Monday, December 10, 2018

Serious Nonsense in Children’s Literature


         According to Linda Salem in her essay on Edward Gorey’s personal library, “Nonsense evokes discomfort and tension in audiences. Ridiculous, paradoxical, and unpredictable, it is at the same time meaningful and meaningless. It disturbs and tricks readers’ expectations” (232). The genre, then, encourages a reconsideration of the familiar by causing the reader to feel uneasy about the subject of the literature at hand. Dr. Seuss’s cautionary tale, The Butter Battle Book (1984), teaches its readers about tolerance and respect. John Hursh quotes Thomas Fensch: “While [Seuss’s] book received significant criticism when first published, it also received considerable praise. Writer and illustrator Maurice Sendak remarked: “Surprisingly, wonderfully, the case for total disarmament has been brilliantly made by our acknowledged master of nonsense, Dr. Seuss. . . . Only a genius of the ridiculous could possibly deal with the cosmic and lethal madness of the nuclear arms race” (n.p.). By subverting reasoning, the text cautions its readers against immorality.


While Dr. Seuss may have received a balance of criticism for his tolerance and demilitarization message in The Butter Battle Book, Michael Ian Black was accused of being an immature American for his childish nonsense book, A Child’s First Book of Trump (2016), which was meant for adults. Black’s rhymes coupled with Marc Rosenthal’s illustrations are reminiscent of Dr. Seuss’s nonsensical, artistic style. The text, according to the July 5, 2016 New York Times article, was a “. . . perfectly timely parody picture book intended for adults that would be hysterical if it wasn’t so true.” In genuine nonsense form, the piece cautions its readers against sightings of the “Americus Trumpus” (n.p.):

So what shall you do with a Trump running wild?
The answer is all up to you, my dear child.
Run away screaming? Or maybe you fight?
Reason and logic will only incite it.

You can cover your ears or run up a tree,
But the best thing to do is . . . (n.p.)

Adults (the intended audience), however, found the piece immature and indicative of sore “losers.” Kayla Welch commented on the New York Times article on November 7, 2017:

This book is the perfect example of why our country – namely the left – is so immature. I’m a libertarian, I voted as such, and yet I cannot understand this immaturity from people who have the right to vote.

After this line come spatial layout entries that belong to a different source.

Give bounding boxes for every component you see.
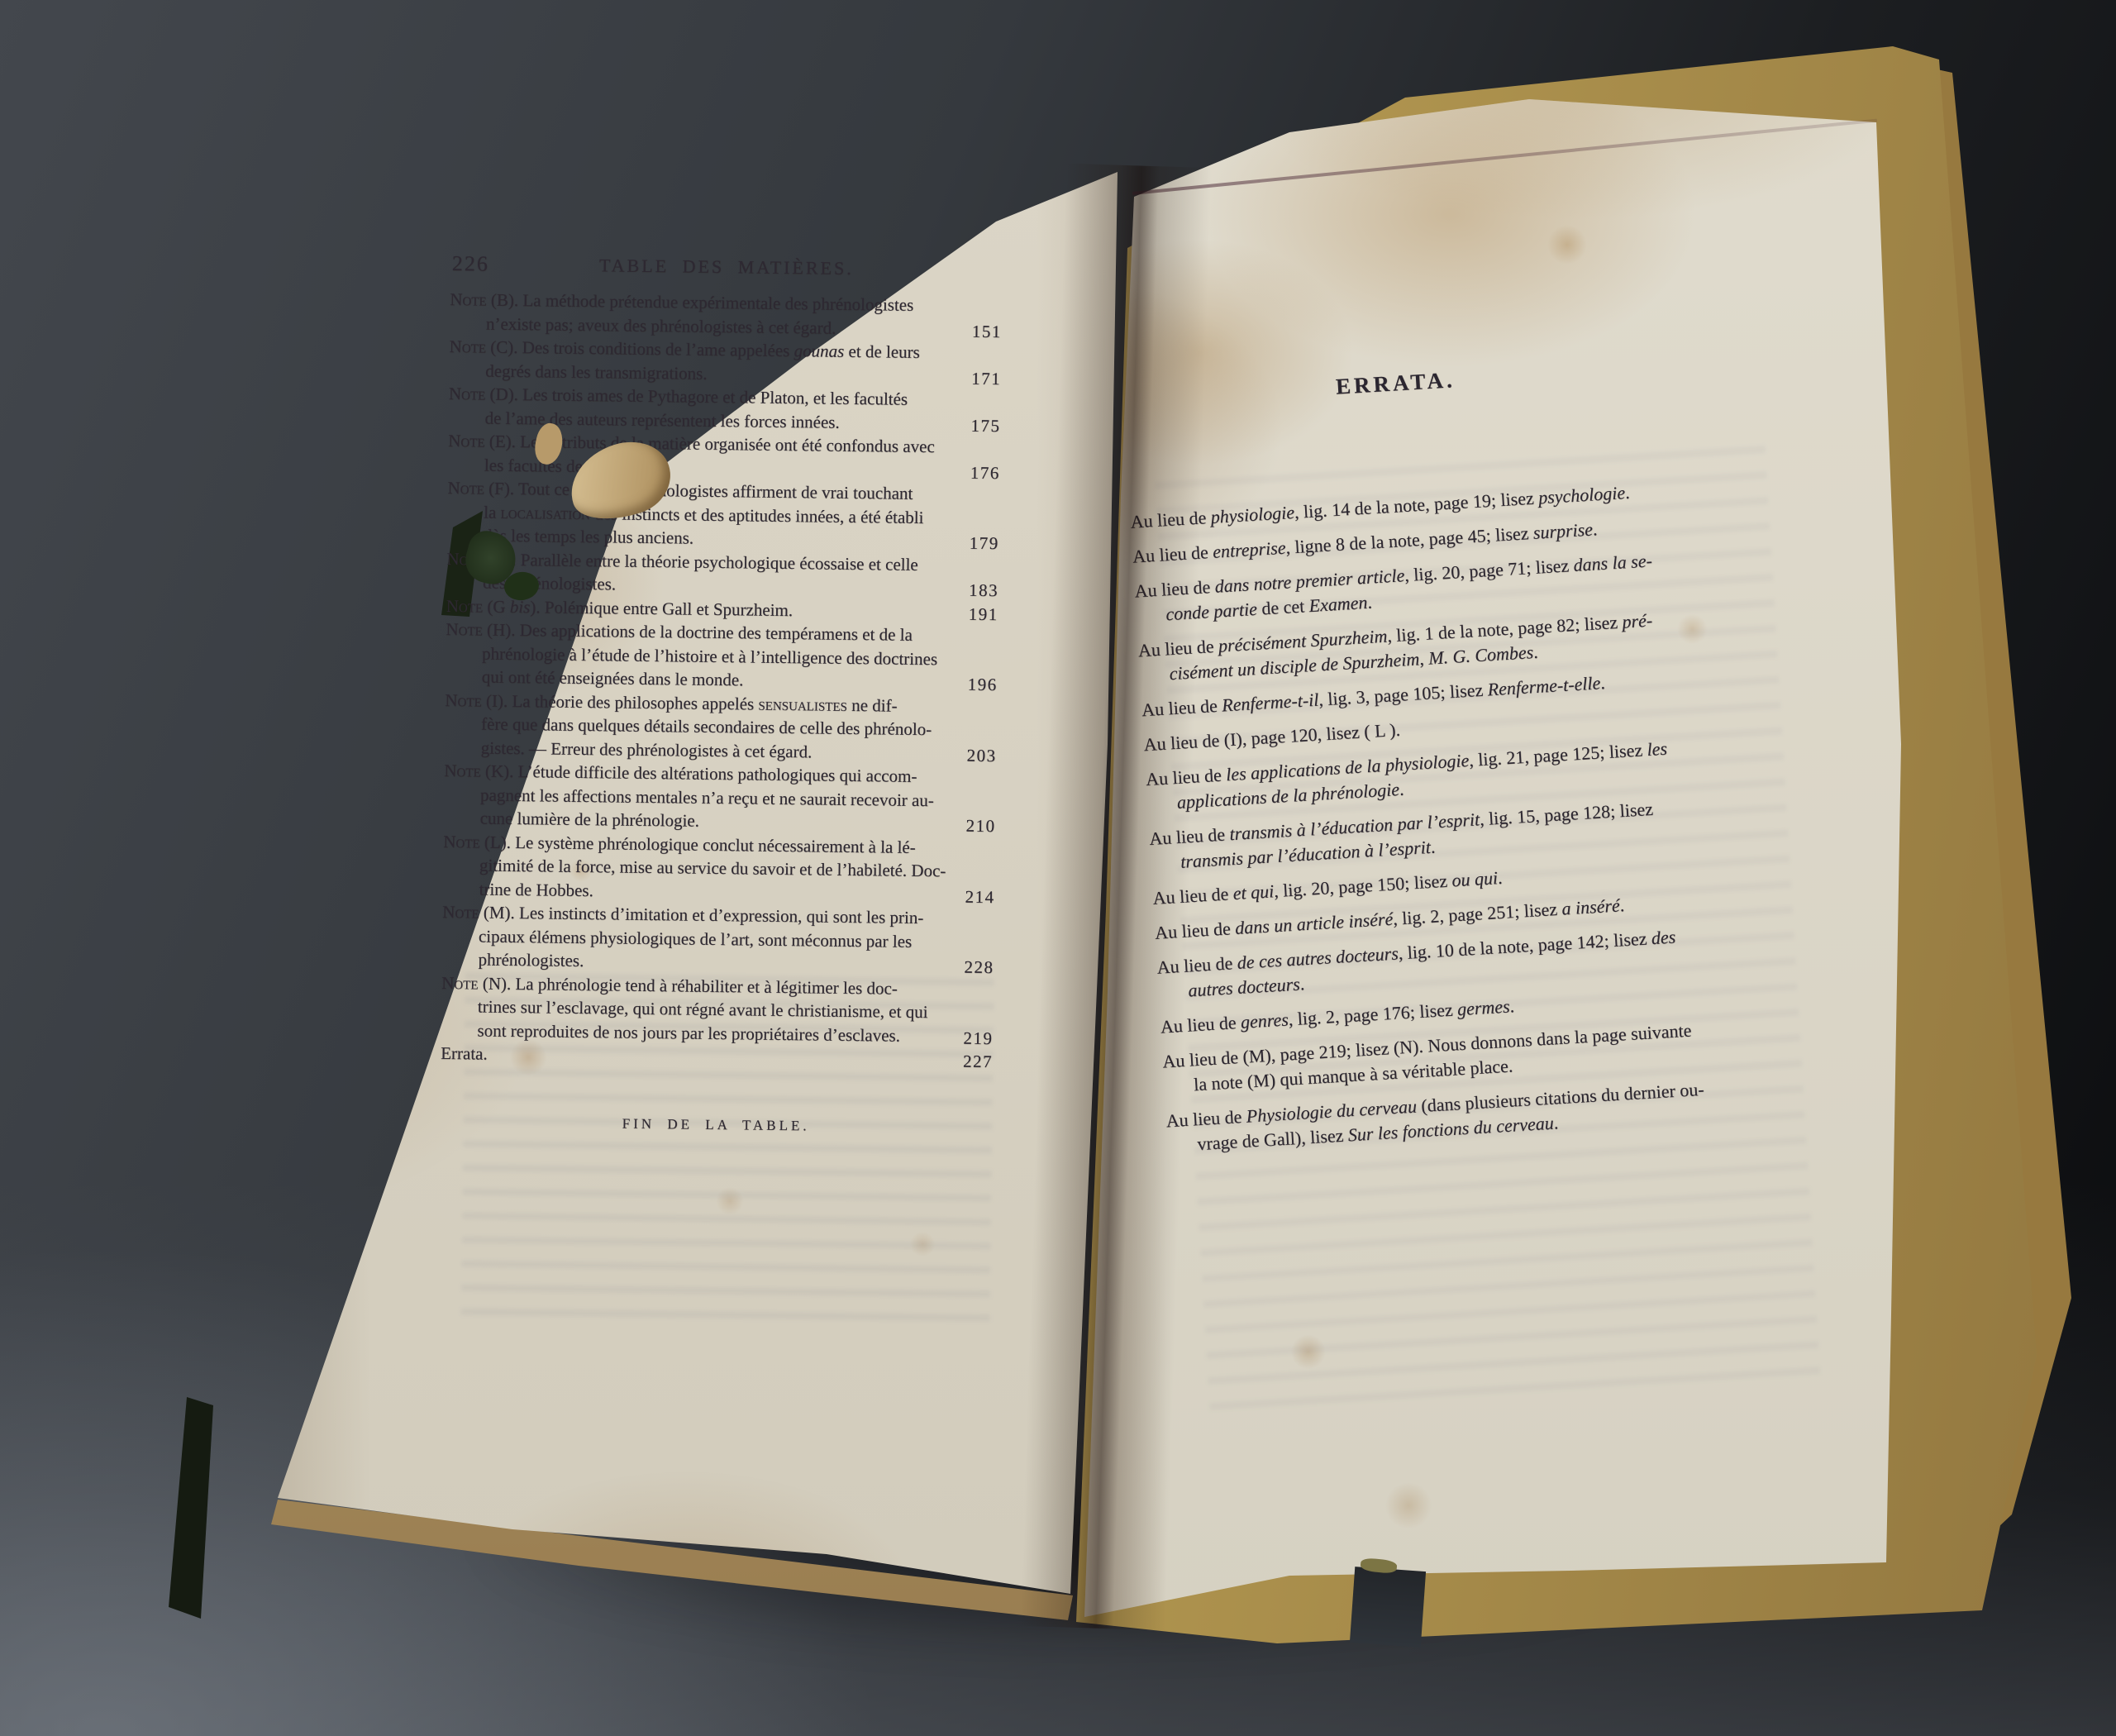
text-segment: sont reproduites de nos jours par les pr… bbox=[477, 1020, 900, 1045]
text-segment: (N). La phrénologie tend à réhabiliter e… bbox=[478, 973, 898, 998]
text-segment: Note bbox=[448, 431, 485, 451]
bottom-edge-notch bbox=[1350, 1567, 1426, 1648]
text-segment: autres docteurs bbox=[1188, 974, 1301, 1001]
text-segment: . bbox=[1497, 867, 1503, 888]
text-segment: germes bbox=[1456, 996, 1510, 1020]
toc-page-number: 179 bbox=[970, 532, 999, 556]
text-segment: . bbox=[1509, 995, 1515, 1016]
text-segment: Note bbox=[447, 478, 484, 498]
text-segment: gitimité de la force, mise au service du… bbox=[479, 855, 946, 880]
text-segment: trines sur l’esclavage, qui ont régné av… bbox=[478, 996, 928, 1022]
text-segment: , lig. 14 de la note, page 19; lisez bbox=[1294, 487, 1539, 522]
toc-page-number: 228 bbox=[964, 956, 994, 980]
text-segment: ne dif- bbox=[847, 694, 898, 715]
toc-page-number: 176 bbox=[970, 460, 1000, 484]
text-segment: , lig. 2, page 176; lisez bbox=[1288, 999, 1458, 1029]
text-segment: sensualistes bbox=[758, 694, 847, 714]
text-segment: dans un article inséré bbox=[1234, 909, 1393, 938]
toc-page-number: 214 bbox=[965, 885, 994, 909]
text-segment: (L). Le système phrénologique conclut né… bbox=[479, 832, 915, 856]
text-segment: (M). Les instincts d’imitation et d’expr… bbox=[479, 902, 923, 928]
text-segment: . bbox=[1624, 482, 1630, 503]
text-segment: , ligne 8 de la note, page 45; lisez bbox=[1285, 522, 1534, 558]
text-segment: genres bbox=[1240, 1009, 1289, 1032]
text-segment: . bbox=[1299, 973, 1305, 994]
toc-page-number: 219 bbox=[963, 1026, 993, 1050]
toc-page-number: 171 bbox=[971, 366, 1001, 390]
text-segment: . bbox=[1430, 837, 1436, 857]
book-photo: 226 TABLE DES MATIÈRES. Note (B). La mét… bbox=[0, 0, 2116, 1736]
text-segment: M. G. Combes bbox=[1427, 641, 1533, 668]
text-segment: Note bbox=[449, 384, 486, 404]
text-segment: . bbox=[1399, 779, 1404, 799]
text-segment: , lig. 2, page 251; lisez bbox=[1392, 899, 1562, 929]
toc-page-number: 151 bbox=[972, 319, 1002, 343]
text-segment: et de leurs bbox=[844, 341, 920, 362]
text-segment: . bbox=[1619, 894, 1625, 915]
text-segment: a inséré bbox=[1561, 894, 1621, 918]
text-segment: . bbox=[1367, 592, 1373, 613]
text-segment: les bbox=[1647, 738, 1668, 760]
text-segment: ou qui bbox=[1451, 867, 1499, 890]
text-segment: n’existe pas; aveux des phrénologistes à… bbox=[486, 313, 836, 337]
text-segment: et qui bbox=[1232, 880, 1275, 904]
toc-page-number: 196 bbox=[967, 673, 997, 697]
text-segment: degrés dans les transmigrations. bbox=[485, 360, 708, 383]
text-segment: entreprise bbox=[1212, 537, 1286, 562]
text-segment: , lig. 20, page 150; lisez bbox=[1273, 870, 1452, 901]
text-segment: . bbox=[1592, 518, 1598, 539]
text-segment: Note bbox=[450, 289, 487, 310]
toc-page-number: 175 bbox=[970, 413, 1000, 437]
page-number-folio: 226 bbox=[452, 251, 489, 277]
text-segment: Renferme-t-il bbox=[1221, 689, 1319, 716]
text-segment: de cet bbox=[1256, 595, 1309, 619]
text-segment: de l’ame des auteurs représentent les fo… bbox=[484, 408, 839, 432]
text-segment: des bbox=[1651, 927, 1676, 949]
text-segment: Renferme-t-elle bbox=[1487, 672, 1601, 699]
text-segment: dans la se- bbox=[1573, 550, 1653, 575]
text-segment: surprise bbox=[1532, 519, 1593, 543]
text-segment: . bbox=[1532, 641, 1538, 662]
text-segment: phrénologistes. bbox=[478, 949, 584, 971]
right-page-text: ERRATA. Au lieu de physiologie, lig. 14 … bbox=[1122, 347, 1839, 1168]
text-segment: , lig. 3, page 105; lisez bbox=[1318, 679, 1489, 709]
toc-page-number: 183 bbox=[969, 579, 998, 603]
text-segment: (B). La méthode prétendue expérimentale … bbox=[486, 290, 913, 315]
toc-page-number: 210 bbox=[965, 814, 995, 838]
toc-page-number: 227 bbox=[963, 1050, 993, 1074]
text-segment: . bbox=[1599, 672, 1605, 693]
text-segment: physiologie bbox=[1210, 502, 1295, 527]
text-segment: (C). Des trois conditions de l’ame appel… bbox=[486, 337, 794, 361]
errata-entries: Au lieu de physiologie, lig. 14 de la no… bbox=[1130, 470, 1838, 1159]
table-of-contents-title: TABLE DES MATIÈRES. bbox=[450, 253, 1003, 281]
text-segment: cipaux élémens physiologiques de l’art, … bbox=[479, 926, 913, 951]
text-segment: gounas bbox=[794, 341, 844, 361]
text-segment: . bbox=[1553, 1112, 1559, 1133]
toc-page-number: 191 bbox=[969, 602, 998, 626]
text-segment: Examen bbox=[1308, 592, 1368, 616]
text-segment: pré- bbox=[1622, 609, 1653, 632]
text-segment: Note bbox=[449, 336, 486, 357]
text-segment: psychologie bbox=[1537, 482, 1625, 508]
text-segment: (D). Les trois ames de Pythagore et de P… bbox=[485, 384, 908, 409]
toc-page-number: 203 bbox=[966, 743, 996, 767]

Your side lost, so did mine. Grow up and please do not instill such immaturity in your child. . .

Another commenter, Jason Powell, responded on November 6, 2017 by saying “Written by the haters for the losers. Don’t read this to your kid if you want the child to be an achiever.” The comments these adults make point to several issues, but the question of the child audience is probably easier to consider in such a short discussion. How does one determine the criteria for a child audience? What are the criteria for children’s literature as a genre? Certainly, this text could entertain a child as well as Little Red Riding Hood.

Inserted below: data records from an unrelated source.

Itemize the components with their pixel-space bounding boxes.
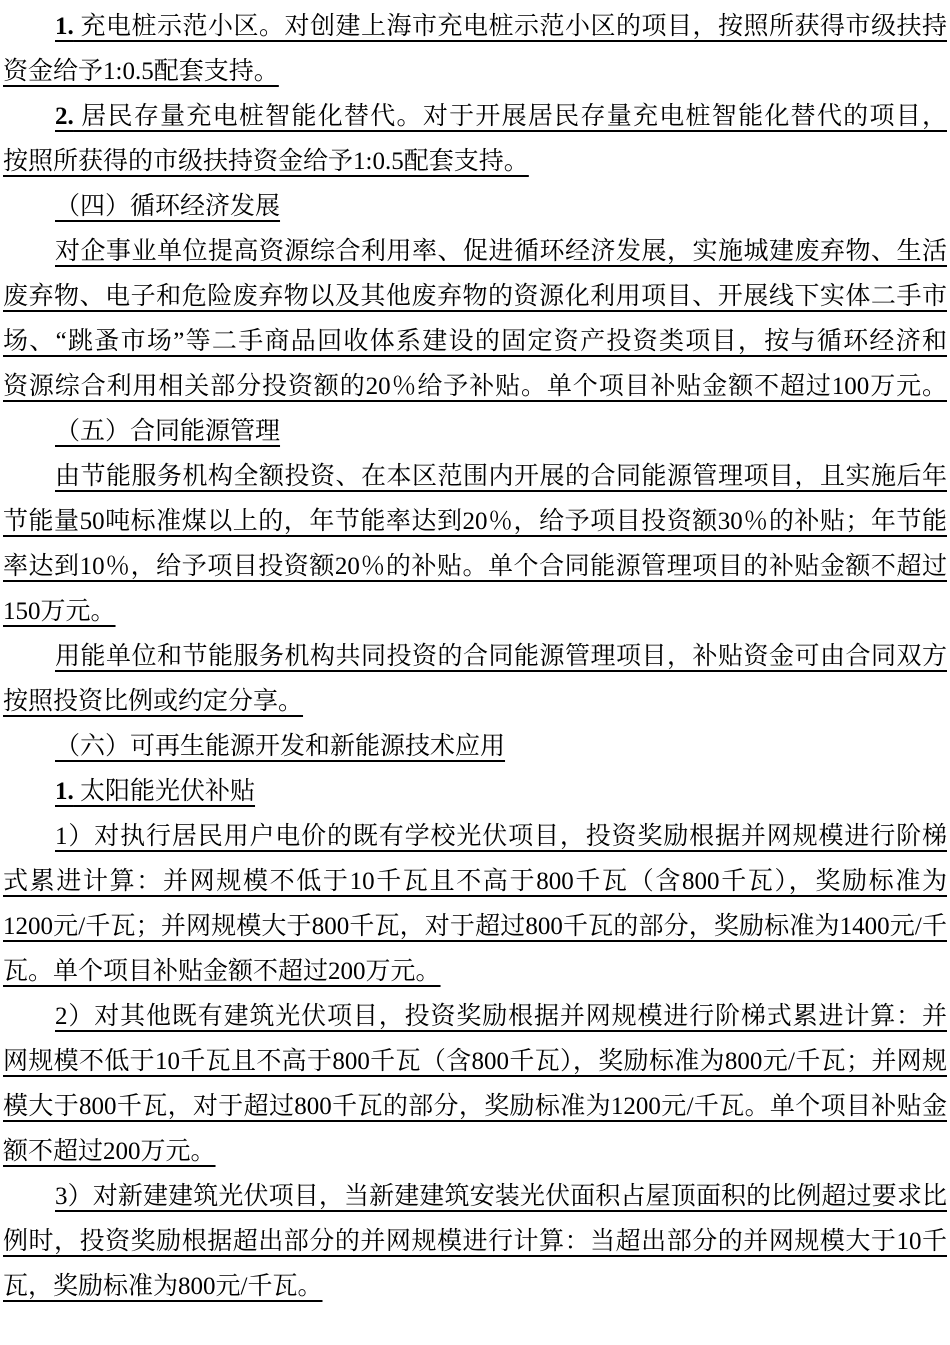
text-line: （六）可再生能源开发和新能源技术应用: [3, 724, 947, 769]
text-line: 1200元/千瓦；并网规模大于800千瓦，对于超过800千瓦的部分，奖励标准为1…: [3, 904, 947, 949]
text-line: 3）对新建建筑光伏项目，当新建建筑安装光伏面积占屋顶面积的比例超过要求比: [3, 1174, 947, 1219]
line-text: 太阳能光伏补贴: [74, 778, 255, 805]
line-text: 网规模不低于10千瓦且不高于800千瓦（含800千瓦），奖励标准为800元/千瓦…: [3, 1048, 947, 1075]
line-text: 废弃物、电子和危险废弃物以及其他废弃物的资源化利用项目、开展线下实体二手市: [3, 283, 947, 310]
text-line: 模大于800千瓦，对于超过800千瓦的部分，奖励标准为1200元/千瓦。单个项目…: [3, 1084, 947, 1129]
item-1-charging-pile-demo-community: 1. 充电桩示范小区。对创建上海市充电桩示范小区的项目，按照所获得市级扶持资金给…: [3, 4, 947, 94]
text-line: 网规模不低于10千瓦且不高于800千瓦（含800千瓦），奖励标准为800元/千瓦…: [3, 1039, 947, 1084]
text-line: 额不超过200万元。: [3, 1129, 947, 1174]
section-5-emc-body: 由节能服务机构全额投资、在本区范围内开展的合同能源管理项目，且实施后年节能量50…: [3, 454, 947, 634]
line-text: 瓦，奖励标准为800元/千瓦。: [3, 1273, 322, 1300]
line-text: 2）对其他既有建筑光伏项目，投资奖励根据并网规模进行阶梯式累进计算：并: [55, 1003, 947, 1030]
line-text: 150万元。: [3, 598, 116, 625]
line-text: 按照所获得的市级扶持资金给予1:0.5配套支持。: [3, 148, 529, 175]
line-text: 场、“跳蚤市场”等二手商品回收体系建设的固定资产投资类项目，按与循环经济和: [3, 328, 947, 355]
text-line: 150万元。: [3, 589, 947, 634]
document-body: { "page": { "background_color": "#ffffff…: [0, 0, 950, 1345]
line-text: 充电桩示范小区。对创建上海市充电桩示范小区的项目，按照所获得市级扶持: [74, 13, 947, 40]
section-5-emc-shared-investment: 用能单位和节能服务机构共同投资的合同能源管理项目，补贴资金可由合同双方按照投资比…: [3, 634, 947, 724]
text-line: 瓦，奖励标准为800元/千瓦。: [3, 1264, 947, 1309]
text-line: 率达到10％，给予项目投资额20％的补贴。单个合同能源管理项目的补贴金额不超过: [3, 544, 947, 589]
line-text: 式累进计算：并网规模不低于10千瓦且不高于800千瓦（含800千瓦），奖励标准为: [3, 868, 947, 895]
item-1-3-new-building-pv: 3）对新建建筑光伏项目，当新建建筑安装光伏面积占屋顶面积的比例超过要求比例时，投…: [3, 1174, 947, 1309]
item-1-2-other-existing-building-pv: 2）对其他既有建筑光伏项目，投资奖励根据并网规模进行阶梯式累进计算：并网规模不低…: [3, 994, 947, 1174]
text-line: 资金给予1:0.5配套支持。: [3, 49, 947, 94]
line-text: 模大于800千瓦，对于超过800千瓦的部分，奖励标准为1200元/千瓦。单个项目…: [3, 1093, 947, 1120]
line-text: 例时，投资奖励根据超出部分的并网规模进行计算：当超出部分的并网规模大于10千: [3, 1228, 947, 1255]
text-line: 例时，投资奖励根据超出部分的并网规模进行计算：当超出部分的并网规模大于10千: [3, 1219, 947, 1264]
text-line: 按照所获得的市级扶持资金给予1:0.5配套支持。: [3, 139, 947, 184]
text-line: 2. 居民存量充电桩智能化替代。对于开展居民存量充电桩智能化替代的项目，: [3, 94, 947, 139]
line-text: 对企事业单位提高资源综合利用率、促进循环经济发展，实施城建废弃物、生活: [55, 238, 947, 265]
text-line: 用能单位和节能服务机构共同投资的合同能源管理项目，补贴资金可由合同双方: [3, 634, 947, 679]
list-number-bold: 2.: [55, 103, 74, 130]
text-line: 废弃物、电子和危险废弃物以及其他废弃物的资源化利用项目、开展线下实体二手市: [3, 274, 947, 319]
line-text: 居民存量充电桩智能化替代。对于开展居民存量充电桩智能化替代的项目，: [74, 103, 947, 130]
line-text: （六）可再生能源开发和新能源技术应用: [55, 733, 505, 760]
line-text: 额不超过200万元。: [3, 1138, 216, 1165]
text-line: 对企事业单位提高资源综合利用率、促进循环经济发展，实施城建废弃物、生活: [3, 229, 947, 274]
item-1-solar-pv-subsidy-heading: 1. 太阳能光伏补贴: [3, 769, 947, 814]
text-line: （四）循环经济发展: [3, 184, 947, 229]
text-line: 由节能服务机构全额投资、在本区范围内开展的合同能源管理项目，且实施后年: [3, 454, 947, 499]
list-number-bold: 1.: [55, 13, 74, 40]
text-line: 1. 太阳能光伏补贴: [3, 769, 947, 814]
section-6-heading: （六）可再生能源开发和新能源技术应用: [3, 724, 947, 769]
line-text: 由节能服务机构全额投资、在本区范围内开展的合同能源管理项目，且实施后年: [55, 463, 947, 490]
text-line: （五）合同能源管理: [3, 409, 947, 454]
line-text: 3）对新建建筑光伏项目，当新建建筑安装光伏面积占屋顶面积的比例超过要求比: [55, 1183, 947, 1210]
line-text: 1）对执行居民用户电价的既有学校光伏项目，投资奖励根据并网规模进行阶梯: [55, 823, 947, 850]
line-text: 率达到10％，给予项目投资额20％的补贴。单个合同能源管理项目的补贴金额不超过: [3, 553, 947, 580]
line-text: 资源综合利用相关部分投资额的20％给予补贴。单个项目补贴金额不超过100万元。: [3, 373, 947, 400]
line-text: （五）合同能源管理: [55, 418, 280, 445]
text-line: 1. 充电桩示范小区。对创建上海市充电桩示范小区的项目，按照所获得市级扶持: [3, 4, 947, 49]
item-1-1-existing-school-pv: 1）对执行居民用户电价的既有学校光伏项目，投资奖励根据并网规模进行阶梯式累进计算…: [3, 814, 947, 994]
text-line: 2）对其他既有建筑光伏项目，投资奖励根据并网规模进行阶梯式累进计算：并: [3, 994, 947, 1039]
line-text: 1200元/千瓦；并网规模大于800千瓦，对于超过800千瓦的部分，奖励标准为1…: [3, 913, 947, 940]
text-line: 式累进计算：并网规模不低于10千瓦且不高于800千瓦（含800千瓦），奖励标准为: [3, 859, 947, 904]
text-line: 资源综合利用相关部分投资额的20％给予补贴。单个项目补贴金额不超过100万元。: [3, 364, 947, 409]
line-text: 节能量50吨标准煤以上的，年节能率达到20％，给予项目投资额30％的补贴；年节能: [3, 508, 947, 535]
item-2-residential-charging-pile-upgrade: 2. 居民存量充电桩智能化替代。对于开展居民存量充电桩智能化替代的项目，按照所获…: [3, 94, 947, 184]
section-5-heading: （五）合同能源管理: [3, 409, 947, 454]
line-text: 按照投资比例或约定分享。: [3, 688, 303, 715]
text-line: 按照投资比例或约定分享。: [3, 679, 947, 724]
line-text: 用能单位和节能服务机构共同投资的合同能源管理项目，补贴资金可由合同双方: [55, 643, 947, 670]
line-text: （四）循环经济发展: [55, 193, 280, 220]
list-number-bold: 1.: [55, 778, 74, 805]
text-line: 节能量50吨标准煤以上的，年节能率达到20％，给予项目投资额30％的补贴；年节能: [3, 499, 947, 544]
text-line: 1）对执行居民用户电价的既有学校光伏项目，投资奖励根据并网规模进行阶梯: [3, 814, 947, 859]
text-line: 瓦。单个项目补贴金额不超过200万元。: [3, 949, 947, 994]
document-page: 1. 充电桩示范小区。对创建上海市充电桩示范小区的项目，按照所获得市级扶持资金给…: [0, 0, 950, 1345]
line-text: 资金给予1:0.5配套支持。: [3, 58, 279, 85]
section-4-heading: （四）循环经济发展: [3, 184, 947, 229]
line-text: 瓦。单个项目补贴金额不超过200万元。: [3, 958, 441, 985]
section-4-circular-economy-body: 对企事业单位提高资源综合利用率、促进循环经济发展，实施城建废弃物、生活废弃物、电…: [3, 229, 947, 409]
text-line: 场、“跳蚤市场”等二手商品回收体系建设的固定资产投资类项目，按与循环经济和: [3, 319, 947, 364]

Children know the difference between right and wrong. They know the difference between moral and immoral. In a CNN video published to YouTube on March 4, 2016, some confident children respond to news clips of the “Americus Trumpus.” When Trump complains that a million-dollar loan from his father was not very much, one young person responds mockingly: “It hasn’t been easy for me, but I’m filthy rich.” Another young person responds to Trumps comment about Rosie O’Donnell by saying, “If he’s going to be rude to ladies, he shouldn’t be a president.” Is it not possible, then, that children can handle discussions about complex topics in the literature written for them?

(KT)



Works Cited

Black, Michael Ian, and Marc Rosenthal. A Child's First Book of Trump. First ed., 2016.
"Children react to Donald Trump." https://youtu.be/3DcDdHdImM4. CNN. 4 March 2016.
Clark, Dorothy., and Linda C. Salem. Frontiers in American Children's Literature. 1st unabridged. ed., Cambridge Scholars Publishing, 2016.
Hursh, John. "Exploring Civil Society Through the Writings of Dr. Seuss: International Law, Armed Conflict, and the Construction of Otherness: A Critical Reading of Dr. Seuss's The Butter Battle Book and a Renewed Call for Global Citizenship." New York Law School Law Review, 58, 617 2013 / 2014. https://advance-lexis-com.libproxy.sdsu.edu/api/document?collection=analytical-materials&id=urn:contentItem:5CFF-JJ30-00CV-20HP-00000-00&context=1516831. Accessed December 9, 2018.
Seuss. The Butter Battle Book. Random House, 1984.